I'm running in to a different issue though.  I work on a relatively large system (~1 million lines of code, ~150 shared libraries, etc).  I don't want our developers to have to have the entire system in their workspace (it would make for a CM nightmare), so I'm trying to figure out how to make a project with a subset of our code reference all or some of the other "subsystems" of code from our main build tree.  If I add these external code directories as include directories (C++ General/Paths and symbols/Includes/G++ Includes), the indexer works fine and does what we want.  But if I use "Add Include", it always treats the .h file as a system library, i.e. - '#include <file.h>', rather than '#include "file.h"'.  That technically works okay, but it's not the usual convention.  If I add the external subsystems as Eclipse linked directories, then add those as includes, I get the same effect.
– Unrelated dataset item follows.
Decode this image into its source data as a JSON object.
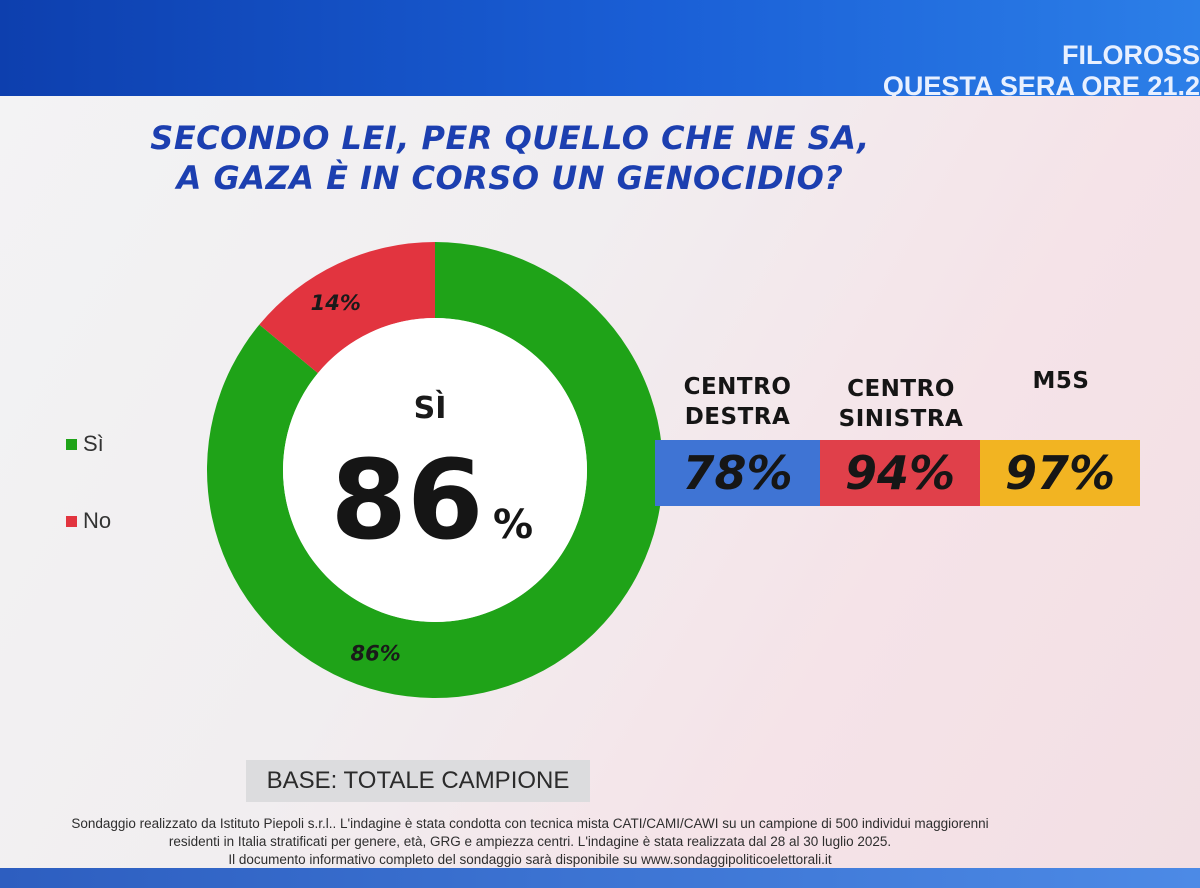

So I'm asking - is there a way to get the Add Include feature to add includes for files in directories outside the workspace using double quotes instead of angle brackets?  I understand that angle brackets make sense for many/most cases where people include a file outside of their workspace, but it doesn't make sense for us.  I think there should be a way to specify for a given include diretory whether it is a system library or not.  That, or have Add Include be smart enough to know the difference itself.
Comment 10 Mike Kucera CLA 2008-01-23 10:15:26 EST
(In reply to comment #9)

> I'm running in to a different issue though.  I work on a relatively large
> system (~1 million lines of code, ~150 shared libraries, etc).  I don't want
> our developers to have to have the entire system in their workspace (it would
> make for a CM nightmare), so I'm trying to figure out how to make a project
> with a subset of our code reference all or some of the other "subsystems" of
> code from our main build tree.  

If you are just worried about clutter in your workspace you can use working sets to manage that.
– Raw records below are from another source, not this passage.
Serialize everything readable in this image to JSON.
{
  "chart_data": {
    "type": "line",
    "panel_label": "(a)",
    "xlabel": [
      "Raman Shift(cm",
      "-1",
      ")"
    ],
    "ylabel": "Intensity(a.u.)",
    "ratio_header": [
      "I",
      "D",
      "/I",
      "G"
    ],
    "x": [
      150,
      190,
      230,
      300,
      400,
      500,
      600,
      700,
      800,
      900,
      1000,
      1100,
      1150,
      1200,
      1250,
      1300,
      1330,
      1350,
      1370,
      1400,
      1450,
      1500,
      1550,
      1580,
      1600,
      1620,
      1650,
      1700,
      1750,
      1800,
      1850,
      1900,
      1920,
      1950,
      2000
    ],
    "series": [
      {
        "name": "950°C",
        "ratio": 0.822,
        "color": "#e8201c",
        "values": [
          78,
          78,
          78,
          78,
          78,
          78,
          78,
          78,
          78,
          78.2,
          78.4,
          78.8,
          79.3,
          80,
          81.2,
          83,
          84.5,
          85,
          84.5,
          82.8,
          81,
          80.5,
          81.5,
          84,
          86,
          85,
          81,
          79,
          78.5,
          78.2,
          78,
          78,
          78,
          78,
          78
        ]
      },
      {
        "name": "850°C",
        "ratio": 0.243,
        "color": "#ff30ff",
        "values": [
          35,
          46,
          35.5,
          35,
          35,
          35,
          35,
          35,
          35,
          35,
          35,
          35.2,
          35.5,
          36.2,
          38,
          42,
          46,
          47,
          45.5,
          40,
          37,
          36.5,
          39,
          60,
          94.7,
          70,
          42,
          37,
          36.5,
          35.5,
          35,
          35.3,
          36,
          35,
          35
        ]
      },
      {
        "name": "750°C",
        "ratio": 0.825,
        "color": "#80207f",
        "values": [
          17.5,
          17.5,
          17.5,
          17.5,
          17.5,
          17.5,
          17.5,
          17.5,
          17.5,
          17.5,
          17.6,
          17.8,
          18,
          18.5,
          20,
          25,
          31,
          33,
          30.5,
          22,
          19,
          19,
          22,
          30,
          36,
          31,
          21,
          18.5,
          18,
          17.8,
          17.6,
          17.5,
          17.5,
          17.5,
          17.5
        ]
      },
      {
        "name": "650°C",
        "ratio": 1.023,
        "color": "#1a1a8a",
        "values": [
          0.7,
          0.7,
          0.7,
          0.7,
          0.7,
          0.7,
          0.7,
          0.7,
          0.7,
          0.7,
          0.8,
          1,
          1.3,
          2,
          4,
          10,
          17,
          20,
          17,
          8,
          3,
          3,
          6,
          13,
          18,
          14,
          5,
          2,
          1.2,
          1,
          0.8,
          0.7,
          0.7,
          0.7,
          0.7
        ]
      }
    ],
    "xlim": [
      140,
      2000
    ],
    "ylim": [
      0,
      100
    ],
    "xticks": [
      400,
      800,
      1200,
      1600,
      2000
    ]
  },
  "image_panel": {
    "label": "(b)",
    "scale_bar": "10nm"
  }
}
Comment 11 David Michael CLA 2008-01-23 12:47:25 EST
(In reply to comment #10)
> If you are just worried about clutter in your workspace you can use working
> sets to manage that.

I emailed you a longer description of how we work.  The bottom line is, I'd rather not change our development paradigm to fit us in to Eclipse/CDT.  

And... after a little test, it looks like Add Include treats anything outside my _project_ as a system library.  So we'd basically have to have our whole system in 1 project to work around the <> includes, which is not really practical.  It would be acceptable to add a "Linked" folder to the external code to my project (instead of simply adding them as GNU C++ Include paths), but that has the same problem - a Linked Folder is treated as a system library (i.e., uses #include <...> instead of #include "...").

(By the way, I forgot to mention (or didn't notice) that the "Index all files" workaround I used for the problem Chris described only seems to help for source files that are in the project (either physically or via a linked folder). )
Comment 12 Chris Recoskie CLA 2008-01-23 13:25:31 EST
David,

One additional thing you can try is the "files to index up front" indexer setting.  This will let you add files that aren't in the project.  However, I suspect it will still try to include them via angle brackets (system includes) rather than quotes.
Comment 13 David Michael CLA 2008-01-23 14:47:23 EST
(In reply to comment #12)
> David,
> One additional thing you can try is the "files to index up front" indexer
> setting.  This will let you add files that aren't in the project.  However, I
> suspect it will still try to include them via angle brackets (system includes)
> rather than quotes.
Thanks for the suggestion.  Unfortunately, you're right - it still uses angle brackets.  This also probably wouldn't really be a practical solution for us, since we have a total of about 4000 classes to list :-)
Comment 14 Sergey Prigogin CLA 2013-08-26 16:22:19 EDT
(In reply to comment #13)
Fixed in cdt_8_2 and master. Please keep in mind that the fix depends on proper setting of system and non-system directories in the include path of the project.